You have become estranged from Christ,

When Christians involve themselves in legalism, they become “estranged from Christ.” “Estranged” means to make inoperative, bring to nothing, make of no effect. Legalism renders our relationship with Christ ineffective. It paralyzes our spiritual life by producing a deadening effect on fellowship with Christ.

you who attempt to be justified by law;

The second word for “you” in this verse means whoever. The emphasis is upon the class of people who attempt justification by law. The principle of this verse applies to everyone, saved or lost – it is a universal principle. In the immediate context, Paul addresses weak Christians in Galatia who were in the process of changing their theology of salvation and sanctification by grace to one based on works. Even if people change their theology, this does not change their status quo with God, but it will render them ineffective in their spiritual lives.

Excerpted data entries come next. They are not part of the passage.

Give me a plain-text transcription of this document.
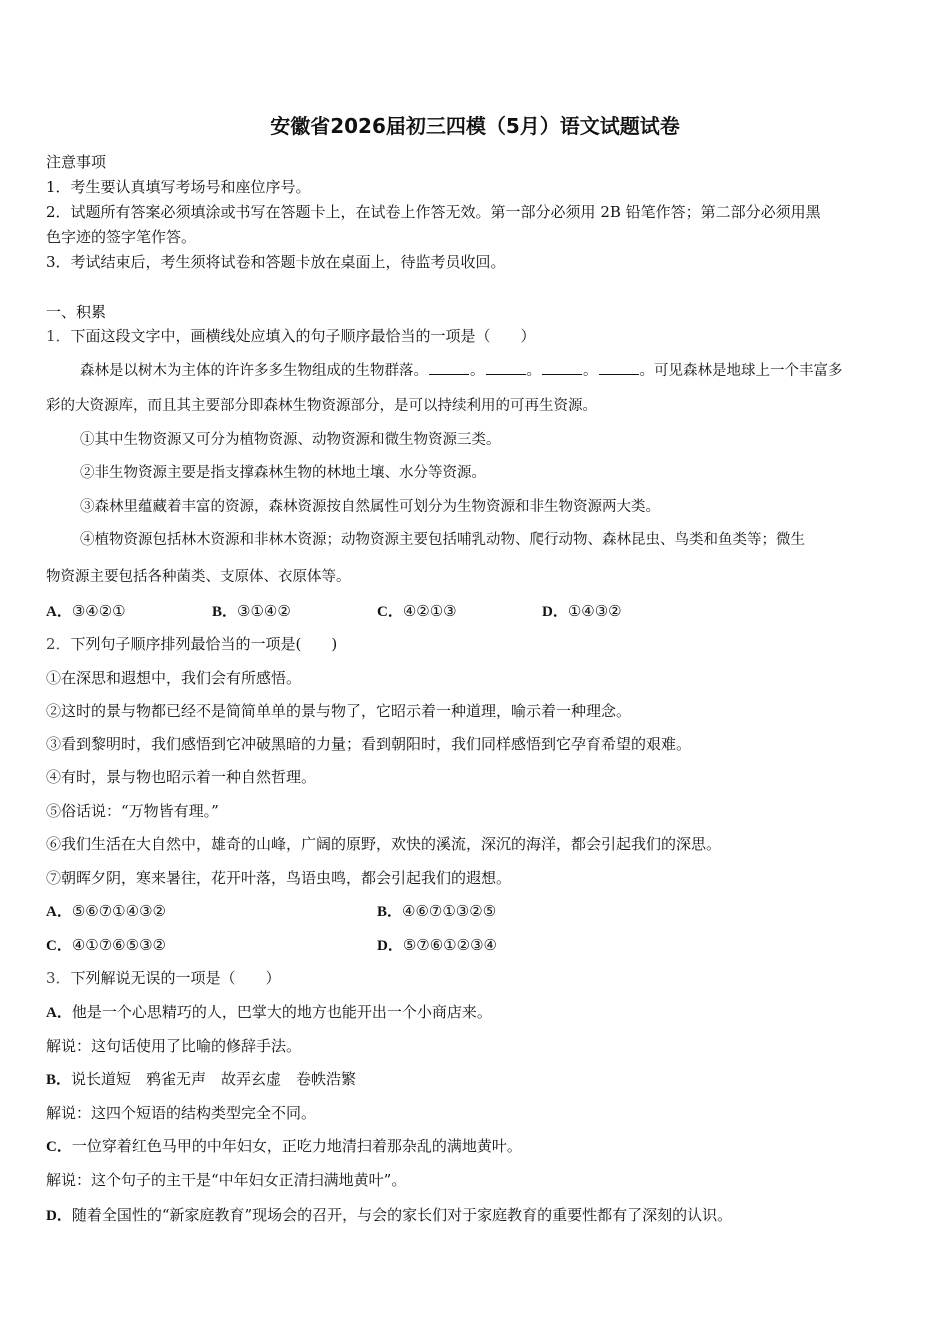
安徽省2026届初三四模（5月）语文试题试卷
注意事项
1．考生要认真填写考场号和座位序号。
2．试题所有答案必须填涂或书写在答题卡上，在试卷上作答无效。第一部分必须用 2B 铅笔作答；第二部分必须用黑
色字迹的签字笔作答。
3．考试结束后，考生须将试卷和答题卡放在桌面上，待监考员收回。
一、积累
1．下面这段文字中，画横线处应填入的句子顺序最恰当的一项是（　　）
森林是以树木为主体的许许多多生物组成的生物群落。	。	。	。	。可见森林是地球上一个丰富多
彩的大资源库，而且其主要部分即森林生物资源部分，是可以持续利用的可再生资源。
①其中生物资源又可分为植物资源、动物资源和微生物资源三类。
②非生物资源主要是指支撑森林生物的林地土壤、水分等资源。
③森林里蕴藏着丰富的资源，森林资源按自然属性可划分为生物资源和非生物资源两大类。
④植物资源包括林木资源和非林木资源；动物资源主要包括哺乳动物、爬行动物、森林昆虫、鸟类和鱼类等；微生
物资源主要包括各种菌类、支原体、衣原体等。
A．③④②①	B．③①④②	C．④②①③	D．①④③②
2．下列句子顺序排列最恰当的一项是(　　)
①在深思和遐想中，我们会有所感悟。
②这时的景与物都已经不是简简单单的景与物了，它昭示着一种道理，喻示着一种理念。
③看到黎明时，我们感悟到它冲破黑暗的力量；看到朝阳时，我们同样感悟到它孕育希望的艰难。
④有时，景与物也昭示着一种自然哲理。
⑤俗话说：“万物皆有理。”
⑥我们生活在大自然中，雄奇的山峰，广阔的原野，欢快的溪流，深沉的海洋，都会引起我们的深思。
⑦朝晖夕阴，寒来暑往，花开叶落，鸟语虫鸣，都会引起我们的遐想。
A．⑤⑥⑦①④③②	B．④⑥⑦①③②⑤
C．④①⑦⑥⑤③②	D．⑤⑦⑥①②③④
3．下列解说无误的一项是（　　）
A．他是一个心思精巧的人，巴掌大的地方也能开出一个小商店来。
解说：这句话使用了比喻的修辞手法。
B．说长道短　鸦雀无声　故弄玄虚　卷帙浩繁
解说：这四个短语的结构类型完全不同。
C．一位穿着红色马甲的中年妇女，正吃力地清扫着那杂乱的满地黄叶。
解说：这个句子的主干是“中年妇女正清扫满地黄叶”。
D．随着全国性的“新家庭教育”现场会的召开，与会的家长们对于家庭教育的重要性都有了深刻的认识。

Those who attempt to be justified by the law estrange themselves from Christ and fall from grace. The present tense of “justified” implies that the Galatians were contemplating justification by the law. They had not fully come to that place yet.

you have fallen from grace

The Greek word for “fallen from” literally means to fall out of. Legalists are outside grace. They cannot experience God’s grace while their works get in the way. People fall from grace when they seek salvation by merit. The Greek tense (aorist) indicates the point people enter legalism, they fall from the grace principle.

Paul challenged the Galatian Christians to take a stand on their liberty (Ga 5:1, 2), but they fell from the privileges of that standing. They put themselves in a place where they could no longer benefit from Christ’s provision. Either Christ must be everything or nothing to us. He does not accept divided loyalty. We must not lose our hold on Christ for daily living; otherwise, we will fall from the higher level of living by grace to a lower level of legalism. It is possible to receive the grace of God in vain (2 Corinthians 6:1). God wants us to “continue” in the grace of God (Acts 13:43).

“Grace” is not salvation in itself but God’s way for us to engage salvation. Paul does not speak of someone losing their salvation in this verse but of the method by which one participates in a relationship or fellowship with God.


When we move into legalism, we fall from the grace principle and sever ourselves from the benefits that flow from Christ daily.


Whether in salvation or sanctification, living by legal prescriptions preempts us from Christ and His work. Legal routes for relating to God are mutually exclusive from grace. They are in direct antagonism to grace. We renounce grace when we adopt legalism. When we wholly rest on God’s grace, we embrace Christ.

Either Christ is everything, or He is nothing; there is no in-between position. There is no limited faith or divided allegiance to Him. The person justified by grace is a Christian, but the person who trusts justification by merit is not. The individual who seeks sanctification by law is not right with God, but the one who seeks fellowship with God by faith operates according to the grace principle. We cannot receive anything from Christ except by grace. Our spiritual life operates by grace alone. Grace finds a huge victory when we are most powerless. We cannot receive spiritual benefits from Christ apart from humble acceptance of what He did on our behalf (2 Corinthians 12:9,10).

“Fallen from grace” has nothing to do with committing sin and falling out of salvation. It has to do with the fact that we are too bankrupt to offer anything to God, for we have no righteousness in ourselves. Christians can fall from grace, but not by sinning. We descend from grace by reverting to the law as a system of merit with God. Whether we realize it or not, we received justification at the point we came to trust Christ’s death on the cross to forgive sins. The law cannot impart a means of salvation nor provide a rule of life for the believer. Jesus’ death on the cross freed us from the obligation to merit salvation and sanctification. If we reject God’s provision for salvation, we reject His grace. A genuine believer cannot truly depart from grace in salvation except in his contemplation of the possibility of it.

Legalism is as far below grace as kindergarten is below graduate school. Christians can fall from the high principle of grace to the low valley of legalism. If they do, they operate on a principle that could never save a soul or sanctify a saint. In this situation, Christ has no effect on us, and we have no effective relation to Christ. We lose our hold on the grace principle for daily living.

The issue of this verse is not eternal security but a contrast of grace and law as systems of relating to God. Grace and law are mutually exclusive; we cannot mix them. A Christian cannot lose his justification. Legalism does not draw us close to God, but it drives a wedge between God and us.

Christians must understand the importance of taking a stand on the grace principle alone. Grace and legalism cannot co-exist. When we adopt legalism, we desert from the grace of Christ.

“And if by grace, then it is no longer of works; otherwise grace is no longer grace. But if it is of works, it is no longer grace; otherwise work is no longer work” (Romans 11:6).